LLM API Pricing Explained: Tokens, Context, Caching, and Hidden Costs
LLM API pricing can look simple at first: pay for input tokens and output tokens. In production, the real cost is more complicated.
Your bill depends on prompt length, output length, model choice, retries, caching, embeddings, failed requests, long context, and how your application routes traffic.

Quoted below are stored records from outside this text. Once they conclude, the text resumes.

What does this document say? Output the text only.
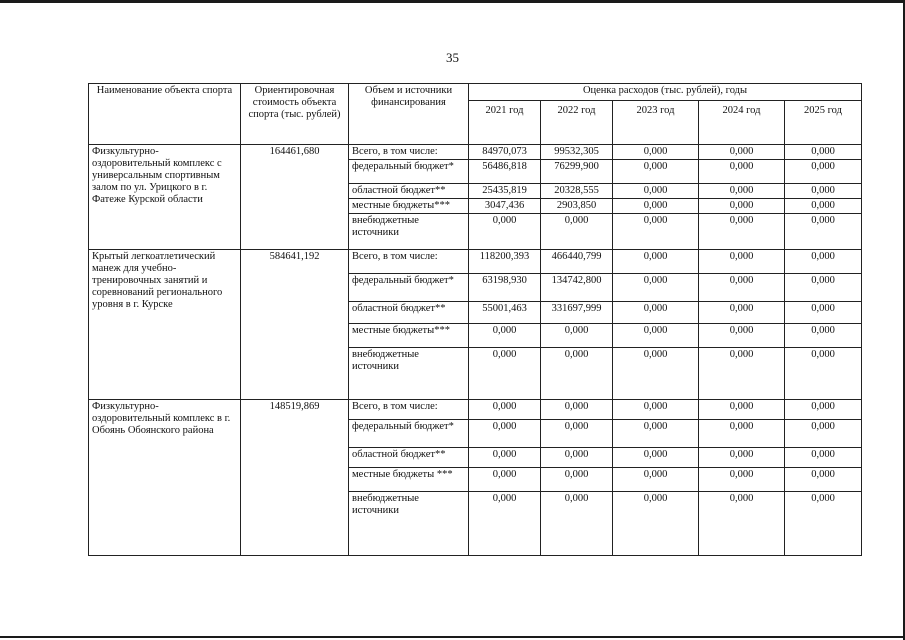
35
Наименование объекта спорта	Ориентировочная стоимость объекта спорта (тыс. рублей)	Объем и источники финансирования	Оценка расходов (тыс. рублей), годы				
			2021 год	2022 год	2023 год	2024 год	2025 год
Физкультурно-оздоровительный комплекс с универсальным спортивным залом по ул. Урицкого в г. Фатеже Курской области	164461,680	Всего, в том числе:	84970,073	99532,305	0,000	0,000	0,000
		федеральный бюджет*	56486,818	76299,900	0,000	0,000	0,000
		областной бюджет**	25435,819	20328,555	0,000	0,000	0,000
		местные бюджеты***	3047,436	2903,850	0,000	0,000	0,000
		внебюджетные источники	0,000	0,000	0,000	0,000	0,000
Крытый легкоатлетический манеж для учебно-тренировочных занятий и соревнований регионального уровня в г. Курске	584641,192	Всего, в том числе:	118200,393	466440,799	0,000	0,000	0,000
		федеральный бюджет*	63198,930	134742,800	0,000	0,000	0,000
		областной бюджет**	55001,463	331697,999	0,000	0,000	0,000
		местные бюджеты***	0,000	0,000	0,000	0,000	0,000
		внебюджетные источники	0,000	0,000	0,000	0,000	0,000
Физкультурно-оздоровительный комплекс в г. Обоянь Обоянского района	148519,869	Всего, в том числе:	0,000	0,000	0,000	0,000	0,000
		федеральный бюджет*	0,000	0,000	0,000	0,000	0,000
		областной бюджет**	0,000	0,000	0,000	0,000	0,000
		местные бюджеты ***	0,000	0,000	0,000	0,000	0,000
		внебюджетные источники	0,000	0,000	0,000	0,000	0,000
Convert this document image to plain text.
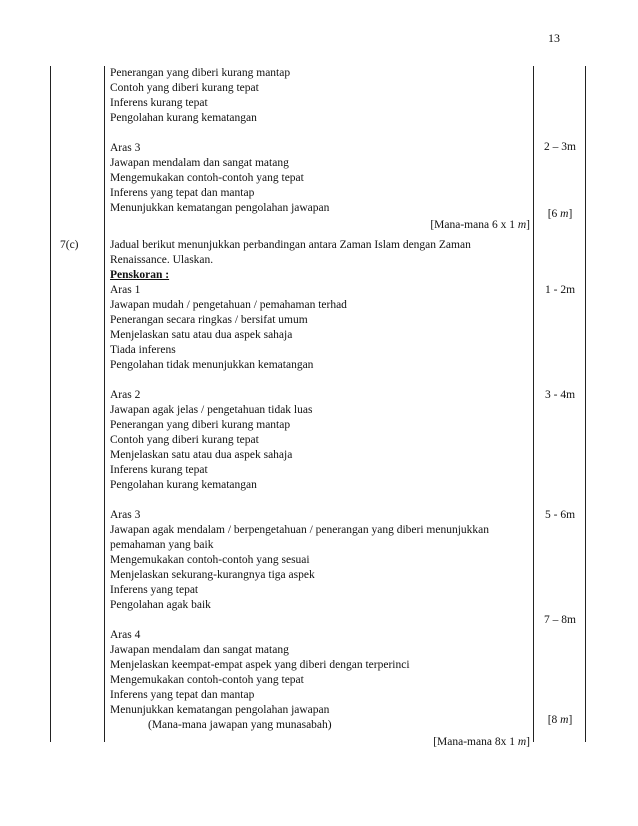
13
Penerangan yang diberi kurang mantap
Contoh yang diberi kurang tepat
Inferens kurang tepat
Pengolahan kurang kematangan
Aras 3
Jawapan mendalam dan sangat matang
Mengemukakan contoh-contoh yang tepat
Inferens yang tepat dan mantap
Menunjukkan kematangan pengolahan jawapan
[Mana-mana 6 x 1 m]
2 – 3m
[6 m]
7(c)	Jadual berikut menunjukkan perbandingan antara Zaman Islam dengan Zaman
Renaissance. Ulaskan.
Penskoran :
Aras 1
Jawapan mudah / pengetahuan / pemahaman terhad
Penerangan secara ringkas / bersifat umum
Menjelaskan satu atau dua aspek sahaja
Tiada inferens
Pengolahan tidak menunjukkan kematangan
Aras 2
Jawapan agak jelas / pengetahuan tidak luas
Penerangan yang diberi kurang mantap
Contoh yang diberi kurang tepat
Menjelaskan satu atau dua aspek sahaja
Inferens kurang tepat
Pengolahan kurang kematangan
Aras 3
Jawapan agak mendalam / berpengetahuan / penerangan yang diberi menunjukkan
pemahaman yang baik
Mengemukakan contoh-contoh yang sesuai
Menjelaskan sekurang-kurangnya tiga aspek
Inferens yang tepat
Pengolahan agak baik
Aras 4
Jawapan mendalam dan sangat matang
Menjelaskan keempat-empat aspek yang diberi dengan terperinci
Mengemukakan contoh-contoh yang tepat
Inferens yang tepat dan mantap
Menunjukkan kematangan pengolahan jawapan
(Mana-mana jawapan yang munasabah)
[Mana-mana 8x 1 m]
1 - 2m
3 - 4m
5 - 6m
7 – 8m
[8 m]
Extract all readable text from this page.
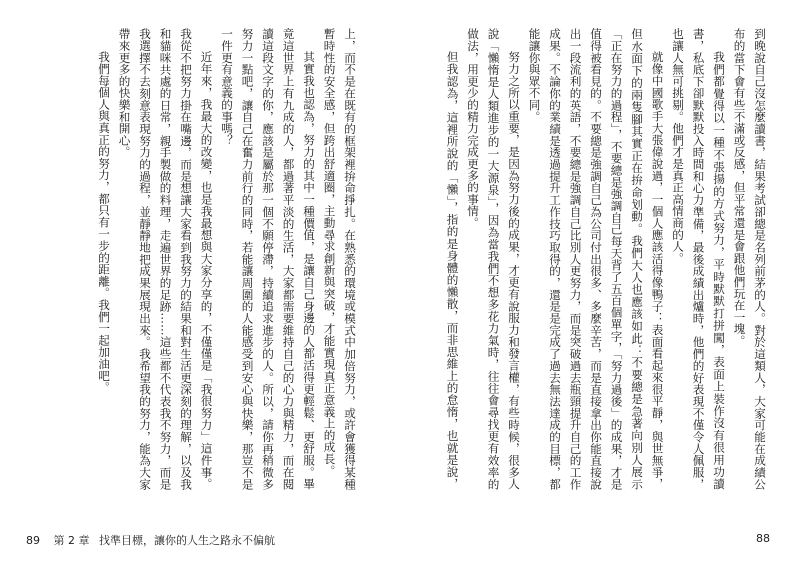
到晚說自己沒怎麼讀書，結果考試卻總是名列前茅的人。對於這類人，大家可能在成績公布的當下會有些不滿或反感，但平常還是會跟他們玩在一塊。

我們都覺得以一種不張揚的方式努力，平時默默打拼闖，表面上裝作沒有很用功讀書，私底下卻默默投入時間和心力準備，最後成績出爐時，他們的好表現不僅令人佩服，也讓人無可挑剔。他們才是真正高情商的人。

就像中國歌手大張偉說過，一個人應該活得像鴨子：表面看起來很平靜，與世無爭，但水面下的兩隻腳其實正在拚命划動。我們大人也應該如此：不要總是急著向別人展示「正在努力的過程」，不要總是強調自己每天背了五百個單字，「努力過後」的成果，才是值得被看見的。不要總是強調自己為公司付出很多、多麼辛苦，而是直接拿出你能直接說出一段流利的英語，不要總是強調自己比別人更努力，而是突破過去瓶頸提升自己的工作成果。不論你的業績是透過提升工作技巧取得的，還是是完成了過去無法達成的目標，都能讓你與眾不同。

努力之所以重要，是因為努力後的成果，才更有說服力和發言權，有些時候，很多人說「懶惰是人類進步的一大源泉」，因為當我們不想多花力氣時，往往會尋找更有效率的做法，用更少的精力完成更多的事情。

但我認為，這裡所說的「懶」，指的是身體的懶散，而非思維上的怠惰，也就是說，

88

上，而不是在既有的框架裡拚命掙扎。在熟悉的環境或模式中加倍努力，或許會獲得某種暫時性的安全感，但跨出舒適圈，主動尋求創新與突破，才能實現真正意義上的成長。

其實我也認為，努力的其中一種價值，是讓自己身邊的人都活得更輕鬆、更舒服。畢竟這世界上有九成的人，都過著平淡的生活，大家都需要維持自己的心力與精力，而在閱讀這段文字的你，應該是屬於那一個不願停滯，持續追求進步的人。所以，請你再稍微多努力一點吧，讓自己在奮力前行的同時，若能讓周圍的人能感受到安心與快樂，那豈不是一件更有意義的事嗎？

近年來，我最大的改變，也是我最想與大家分享的，不僅僅是「我很努力」這件事。我從不把努力掛在嘴邊，而是想讓大家看到我努力的結果和對生活更深刻的理解，以及我和貓咪共處的日常，親手製做的料理，走遍世界的足跡……這些都不代表我不努力，而是我選擇不去刻意表現努力的過程，並靜靜地把成果展現出來。我希望我的努力，能為大家帶來更多的快樂和開心。

我們每個人與真正的努力，都只有一步的距離。我們一起加油吧。

89 第 2 章 找準目標，讓你的人生之路永不偏航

This guide explains the main cost drivers so you can estimate and control LLM API spend.
Input tokens
Input tokens are the text you send to the model:
- system prompt
- user message
- conversation history
- retrieved documents
- tool definitions
- examples
- hidden instructions
Long prompts increase cost and latency. Review input size regularly.
Output tokens
Output tokens are the model's response. Depending on the provider, output tokens may cost more than input tokens.
Control output cost with:
- concise instructions
- maximum token limits
- structured formats
- shorter UI requirements
- summaries instead of full prose
Do not generate text your product will not use.
Context windows
A larger context window lets you send more text, but it does not make that text free.
Long-context requests can become expensive because they include many input tokens. Use long context when the task needs it, not as a default.
Caching
Some providers support prompt or context caching. Caching can reduce cost when the same prefix or document context is reused.
Good caching candidates:
- static system prompts
- common instructions
- unchanged documents
- repeated templates
- shared knowledge-base context
Caching rules vary by provider, so measure actual savings.
Retries
Retries are easy to forget. If a request fails twice before succeeding, it may cost more than expected.
Track retry cost separately and avoid retrying deterministic errors such as invalid parameters or prompts that exceed context limits.
Embeddings and RAG
RAG systems add costs beyond generation:
- embedding documents
- embedding queries
- vector database storage
- reranking
- longer prompts with retrieved context
RAG can reduce generation cost by sending less context, but poorly tuned RAG can increase cost.
Routing and model mix
Your average cost depends on model mix. A product that sends every request to a premium model will have a very different cost profile from one that routes simple tasks to cheaper models.
Track cost by:
- feature
- model
- provider
- customer
- plan
- request type
Hidden operational costs
Also consider:
- engineering time for provider integrations
- monitoring and logging
- quality evaluation
- incident response
- customer support from bad answers
- compliance review
- data retention requirements
The cheapest API price is not always the cheapest production system.
Final thoughts
LLM API pricing is a system-level problem. Tokens matter, but so do context size, retries, caching, embeddings, routing, and observability.
To control cost, measure usage at the request level, route by workload, limit unnecessary context, and review model mix regularly.